At a professional level, companies like IBM, SAP are coming up with their decision making corporate level engines that are coined as analytics. These are relatively easier to tackle considering fewer constraints compared to an individual.

Saturday, May 14, 2011

Week4: Twitter could be the bellweather for the new business models

In the new digital ma rketing era, I see Twitter as the one that could be the trendsetter or the bellweather given the short and to the point feeds as well as its convenience towards its display in our smartphones which is almost getting to be ubiquitous. All the marketeer needs to do is to post the link or a short sentence on a new product or a new sale or bonanza deal. Twitter, as the CEO was alluding to, could use this marketing campaign as the main source of revenue, especially when the marketeer doesnt have to spend large sums of money for campaigning other than paying digital providers such as Twitter.

Quite honestly, I never used Twitter before this class.

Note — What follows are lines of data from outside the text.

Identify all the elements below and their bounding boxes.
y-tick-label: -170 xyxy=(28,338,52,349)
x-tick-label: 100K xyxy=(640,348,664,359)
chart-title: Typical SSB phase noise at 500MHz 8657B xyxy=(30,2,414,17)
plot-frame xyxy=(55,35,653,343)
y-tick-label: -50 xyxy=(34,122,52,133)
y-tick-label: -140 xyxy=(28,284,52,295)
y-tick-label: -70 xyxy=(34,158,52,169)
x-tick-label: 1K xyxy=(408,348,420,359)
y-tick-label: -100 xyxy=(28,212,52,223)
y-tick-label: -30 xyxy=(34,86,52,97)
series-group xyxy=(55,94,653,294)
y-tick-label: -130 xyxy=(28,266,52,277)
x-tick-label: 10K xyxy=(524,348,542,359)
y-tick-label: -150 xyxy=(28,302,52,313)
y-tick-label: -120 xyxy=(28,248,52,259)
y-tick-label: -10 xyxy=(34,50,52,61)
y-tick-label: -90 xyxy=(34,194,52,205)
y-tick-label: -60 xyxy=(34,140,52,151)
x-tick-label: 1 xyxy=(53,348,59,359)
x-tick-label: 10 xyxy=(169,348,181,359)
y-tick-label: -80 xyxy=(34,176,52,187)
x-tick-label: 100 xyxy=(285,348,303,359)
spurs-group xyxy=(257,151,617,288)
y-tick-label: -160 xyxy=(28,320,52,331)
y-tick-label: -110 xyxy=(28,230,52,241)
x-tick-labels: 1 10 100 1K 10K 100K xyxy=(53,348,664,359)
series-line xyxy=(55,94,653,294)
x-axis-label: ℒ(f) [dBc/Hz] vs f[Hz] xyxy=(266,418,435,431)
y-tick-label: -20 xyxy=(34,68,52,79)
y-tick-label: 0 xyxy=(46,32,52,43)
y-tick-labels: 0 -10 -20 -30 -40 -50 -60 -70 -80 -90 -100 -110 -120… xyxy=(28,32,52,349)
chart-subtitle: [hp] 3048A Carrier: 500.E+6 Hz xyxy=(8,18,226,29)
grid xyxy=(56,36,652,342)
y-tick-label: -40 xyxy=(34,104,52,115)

However when we had our first asssigment in this class a couple of weeks back, the company that we were following which was Whole Foods got me following my own company Texas Instruments which I learnt key products and training websites for quick learning and updates. Amazing!

Week 4: Riding the service economy and other factors

I want to make a general comment as why to these new age digital business models are gaining attention and showing successes. It is because it thrives well in a service based economy, atleast in th e US which has transformed over the last few decades to one from a manufacturing one.

Is that true for China which is perhaps the largest manufacturer in the world? Even though these models exist there, it is certainly not dominant.

Also, the other reasons for these models to thrive would be the free 2 way digital traffic that is not monitored by the government. I am not sure if this is quantified but it certainly can be restricted by the government or some dominant forces that could be a monopoly with a strong political influence.

Week 4: The Pandora experience and the zero cost model

Let me share an experience of the one that was discussed in the podcast and the Factiva article in WSJ on
Essay: The Economics of Giving It Away. The discussion was 'How do companies generate something from nothing?

The professors talked about WSJ teasing the free customers into buying the subscription using the subscription model, perhaps the most common business model after the advertising model.

I am an avid music listener on my iPhone and the my best app is the Pandora. This is a music (radio?) app that caters to any music taste one has. It keeps feeding in full music of any type. It also allow you to bookmark a track that you like. The ony caveat is that when you start as a free user (the most common way for any internet based application) if you search for an artist or a song etc, it does not necessarily play that exact song, but close enough either from the same band or a similar band. Once initiated, you create a station and it keeps playing full songs of that flavor, For example, I love the Beatles and it keeps playing Beatles or band similar to them in that station with some interlude of ads popping up now and then. Very often it tempts you to become a paid customer where the benefit is that you can now get that track and skip ads. Bookmarking a track for a free subscriber is just a sample of that song. The point here is that over time, you get so used to listening to your favorites that the model believes that you will end up becoming a paid subscriber thereby generating revenue for the company.

This is exactly what the Twitter CEO mentioned in the podcast. Even though the paid subscribers may be minority, the total number is still in millions and a small fraction of them is enough to generate revenue which equates to profit since the cost is amost zero.